はてしない物語
ミヒャエル・エンデ作 上田真而子 佐藤真理子訳
ロスヴィタ・クヴァートフリーク画 岩波書店
あらすじ
本好きの少年バスチアンはある日、いじめっ子から逃げて入った本屋で一冊の本を見つけます。
その本のタイトルは『はてしない物語』。
はてしない物語を読むうちに、バスチアンはこの不思議な本の世界“ファンタージェン”へと導かれていきます。
そこで、滅亡間近のファンタージェンを救った英雄となったバスチアンは、なんでも望みがかなう力を手に入れます。
ただしそのかわり、一つの望みと引き換えに、現実世界での記憶を一つ失うことに・・・。
なくなってしまった記憶は、もとから持っていないものと同じ。
バスチアンは、だんだんもとの世界に帰る気を失っていきます。
そしてついには、ファンタージェンを自分の支配下におこうとしてしまうのです・・・。
バスチアンがもとの世界に帰るためには、いくつかの望みが必要で、もしそれを見つけられないうちにすべての記憶を失ってしまったら、二度と帰れない。

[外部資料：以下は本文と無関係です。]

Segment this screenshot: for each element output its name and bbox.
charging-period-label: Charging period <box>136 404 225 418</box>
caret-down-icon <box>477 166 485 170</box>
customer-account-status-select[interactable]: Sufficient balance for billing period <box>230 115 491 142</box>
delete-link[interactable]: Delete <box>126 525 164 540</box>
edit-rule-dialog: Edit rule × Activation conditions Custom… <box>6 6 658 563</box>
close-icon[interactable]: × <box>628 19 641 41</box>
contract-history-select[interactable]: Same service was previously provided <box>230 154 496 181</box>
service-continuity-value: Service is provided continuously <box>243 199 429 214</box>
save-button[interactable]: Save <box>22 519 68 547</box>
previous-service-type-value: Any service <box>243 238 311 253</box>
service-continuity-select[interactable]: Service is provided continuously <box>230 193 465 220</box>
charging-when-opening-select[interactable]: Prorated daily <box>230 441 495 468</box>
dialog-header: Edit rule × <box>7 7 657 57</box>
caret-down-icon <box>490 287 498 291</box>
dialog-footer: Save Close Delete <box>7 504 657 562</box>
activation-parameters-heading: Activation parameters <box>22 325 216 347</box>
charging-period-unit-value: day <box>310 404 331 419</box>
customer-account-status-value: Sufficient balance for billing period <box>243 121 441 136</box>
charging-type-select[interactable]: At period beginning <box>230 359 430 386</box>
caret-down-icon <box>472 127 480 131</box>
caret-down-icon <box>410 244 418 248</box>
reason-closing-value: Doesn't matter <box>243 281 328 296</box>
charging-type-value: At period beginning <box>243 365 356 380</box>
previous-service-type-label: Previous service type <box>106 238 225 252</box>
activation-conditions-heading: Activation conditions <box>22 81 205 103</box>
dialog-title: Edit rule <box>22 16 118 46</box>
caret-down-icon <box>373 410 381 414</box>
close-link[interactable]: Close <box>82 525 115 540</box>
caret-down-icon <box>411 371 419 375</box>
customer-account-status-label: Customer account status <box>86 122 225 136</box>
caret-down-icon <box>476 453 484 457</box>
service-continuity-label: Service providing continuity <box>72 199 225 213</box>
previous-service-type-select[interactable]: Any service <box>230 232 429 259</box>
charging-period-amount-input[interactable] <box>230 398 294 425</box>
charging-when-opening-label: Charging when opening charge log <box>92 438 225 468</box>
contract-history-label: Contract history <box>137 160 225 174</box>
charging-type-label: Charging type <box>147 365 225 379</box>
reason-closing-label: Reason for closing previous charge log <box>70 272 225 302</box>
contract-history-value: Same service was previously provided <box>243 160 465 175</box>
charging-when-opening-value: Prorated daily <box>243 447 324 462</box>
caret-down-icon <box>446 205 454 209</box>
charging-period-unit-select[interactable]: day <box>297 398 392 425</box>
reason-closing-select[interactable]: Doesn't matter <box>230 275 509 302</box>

ファンタージェンの中で、何も持たない存在として永久にさまようことになるのです。
そのことにようやく気づいたバスチアンは、帰る道をさがすことに。
バスチアンはどうやって帰る方法を見つけられるのでしょうか?
そして、彼がさいごに見つけた望みとは・・・?
感想
このお話は、なんでもない普通の男の子が主人公。現実では、お母さんが亡くなってしまってお父さんと二人暮らし。
そのお父さんとも余り口をきかない。
でぶでのろまで頭もよくなくて話下手で・・・コンプレックスだらけ。
そんな彼が、いきなりファンタージェンでは英雄になってしまう!
まるで夢みたいですね。
そして、そこでは本当にどんな願いもかなってしまうなんて・・・。
ずっとそこにいたくなってしまうのも当然かな、って思う。
前半部分は、はてしない物語を読むバスチアンと、物語がそのまま書かれているので、
本当に自分自身がバスチアンになったように、はてしない物語を読んでいる感覚になれます。
私が好きなのは、バスチアンがファンタージェンに来たばかりの頃と、帰る道をさがすあたりからラストまで。
やっぱり、何でも願いがかなうっていうシチュエーションはいいですね。
読んでいて、バスチアンが本当に幸せそうで、私もとても嬉しくなります。
はてしない物語の最初は、国の滅亡という雰囲気で暗かったけれど、バスチアンがファンタージェンを救ったために、
いきなり世界が幸せに満ち溢れた瞬間だから、というのもあるかもしれません。
そのあとにバスチアンがどんどん変わっていってしまうのは、読んでいて胸が痛かったけれど、アトレーユと幸いの竜フッフールがいてくれて本当に救われました。
アトレーユとフッフールは、バスチアンをファンタージェンへ呼ぶきっかけを作った存在で、バスチアンの友達。
この二人がいなかったら、バスチアンは本当に不幸だったと思う。
そしてもちろん、ラストまでがとてもいいです。
人間が最後に行き着くのは、やっぱりここなんだな、と感じます。
何もかもがかなった最初のファンタージェンと同じくらい、心が満たされて、
すっごく幸せな気持ちになりました。
いつも思わず涙が溢れてしまいます・・・。
はじめてこの本を読んだときは、実はあまり好きじゃなかったお話なのですが・・・今となっては大好きなお話になりました。
どうして最初は好きじゃなかったのかと言うと、この本は章ごとに分かれているのですが、その終わりが全部「けれどもこれは別の物語、いつかまた、別のときにはなすことにしよう」と書かれているのです。
やっぱり、想像力が豊かでない私にとっては、ちゃんと物語を終わらせてほしい、と思ってしまうのです。
ファンタージェンの様々な生き物たちの物語が、この先どうなるのかがなぜ書いていないんだろうか、と。
なんだかおあずけをくらったみたい・・・。
でも、二回目に読んだときは、その気持ちはかなり薄くなっていました。
なぜなのか、理由を考えてみると・・・
それは多分・・・。
ラストで、ある人がこう言います。
「ほんとうの物語は、みんなそれぞれはてしない物語なんだ」と。
つまりそういうことで、ファンタージェンの生き物たちの物語も、ずっとずっと続く物語なんですね。
そう思ったとき、彼らが本当に生きている存在に感じられて、だから終わりがないんだ、と納得したのです。
はてしない物語のラストもまた、同じ言葉で締めくくられています。
私は、それが本当に嬉しいと思っています。
ちなみに、『ネバーエンディングストーリー』として、映画化されているようです。
映画では、本とはまた違った世界を楽しめるかもしれません。